In the context of military nursing, generating new ‘business’ isn’t about marketing but rather about ensuring the health services we provide are accessible and meet the high standards necessary for military readiness. Our ‘strategy’ is maintaining excellence in care and continuous improvement in our medical practices, which naturally leads to high trust and reliability in the services we offer.

What is the toughest decision you’ve had to make in the last few months?

One of the toughest decisions has been how to allocate limited resources during training exercises that simulate field conditions. Balancing the needs of the exercise with the imperative to provide thorough, uncompromised care for real-life conditions requires careful judgment and prioritization.

What do you think makes you successful?

I believe my success comes from a combination of discipline, empathy, and a continual desire to learn. The ability to stay calm under pressure and make informed decisions while considering both medical and ethical implications is crucial in military medicine.

What has been your most satisfying moment in business?

The most satisfying moments in my career are when I see a direct improvement in a patient’s health due to our team’s care, especially in challenging field conditions. Knowing that our work directly impacts the wellbeing of those who serve our country is incredibly rewarding.

What does the future hold for your business?

Looking ahead, I see a future where the integration of innovative technologies and holistic health practices become standard in military medicine, enhancing our ability to provide top-tier care in any setting. Personally, I aim to take on leadership roles that allow me to influence and improve healthcare practices across the military.

What business books have inspired you?

While not a traditional business book, “Leaders Eat Last” by Simon Sinek has greatly influenced my approach to leadership and teamwork in a military healthcare setting. It underscores the importance of trust and integrity, principles that are fundamental in the military.

What advice would you give to your younger self?

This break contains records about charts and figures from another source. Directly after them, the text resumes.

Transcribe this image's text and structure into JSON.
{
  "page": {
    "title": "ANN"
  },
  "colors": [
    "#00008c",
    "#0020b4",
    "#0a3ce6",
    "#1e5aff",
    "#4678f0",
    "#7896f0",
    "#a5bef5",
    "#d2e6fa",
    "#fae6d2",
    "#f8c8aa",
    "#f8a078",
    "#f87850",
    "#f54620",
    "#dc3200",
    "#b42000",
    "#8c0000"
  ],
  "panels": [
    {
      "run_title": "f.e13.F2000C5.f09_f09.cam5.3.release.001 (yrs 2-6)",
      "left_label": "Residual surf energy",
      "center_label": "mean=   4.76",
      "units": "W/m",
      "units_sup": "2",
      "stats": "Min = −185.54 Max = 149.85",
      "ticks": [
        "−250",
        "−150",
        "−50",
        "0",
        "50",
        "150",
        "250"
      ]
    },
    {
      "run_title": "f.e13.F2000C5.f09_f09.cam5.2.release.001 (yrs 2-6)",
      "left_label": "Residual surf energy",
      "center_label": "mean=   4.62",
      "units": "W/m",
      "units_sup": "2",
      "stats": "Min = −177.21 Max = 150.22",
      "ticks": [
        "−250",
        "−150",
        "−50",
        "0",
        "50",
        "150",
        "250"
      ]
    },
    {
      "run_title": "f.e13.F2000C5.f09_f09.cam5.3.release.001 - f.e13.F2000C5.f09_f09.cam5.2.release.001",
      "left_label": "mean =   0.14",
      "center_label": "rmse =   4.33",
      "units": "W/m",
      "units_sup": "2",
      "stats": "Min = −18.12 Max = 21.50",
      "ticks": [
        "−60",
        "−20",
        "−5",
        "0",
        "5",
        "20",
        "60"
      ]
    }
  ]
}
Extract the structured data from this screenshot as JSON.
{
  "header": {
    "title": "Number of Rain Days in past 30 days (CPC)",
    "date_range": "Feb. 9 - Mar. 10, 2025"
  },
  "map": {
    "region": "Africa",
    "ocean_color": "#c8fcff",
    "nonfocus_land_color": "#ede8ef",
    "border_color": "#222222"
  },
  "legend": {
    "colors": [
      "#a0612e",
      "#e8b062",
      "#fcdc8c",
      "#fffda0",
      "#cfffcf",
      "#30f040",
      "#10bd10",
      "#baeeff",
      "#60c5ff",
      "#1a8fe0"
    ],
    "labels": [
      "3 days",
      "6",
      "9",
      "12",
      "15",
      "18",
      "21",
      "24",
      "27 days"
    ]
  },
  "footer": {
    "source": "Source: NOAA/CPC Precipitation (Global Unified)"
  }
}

I would tell my younger self to embrace every challenge as an opportunity to learn. I’d stress the importance of resilience—understanding that every difficult moment is a chance to build strength and character.

Are you willing to be a mentor?

Absolutely, I am keen on mentoring. Sharing knowledge and guiding others through their professional journey, especially in military nursing, is something I find fulfilling and essential for the growth and sustainability of competent healthcare services within the Army.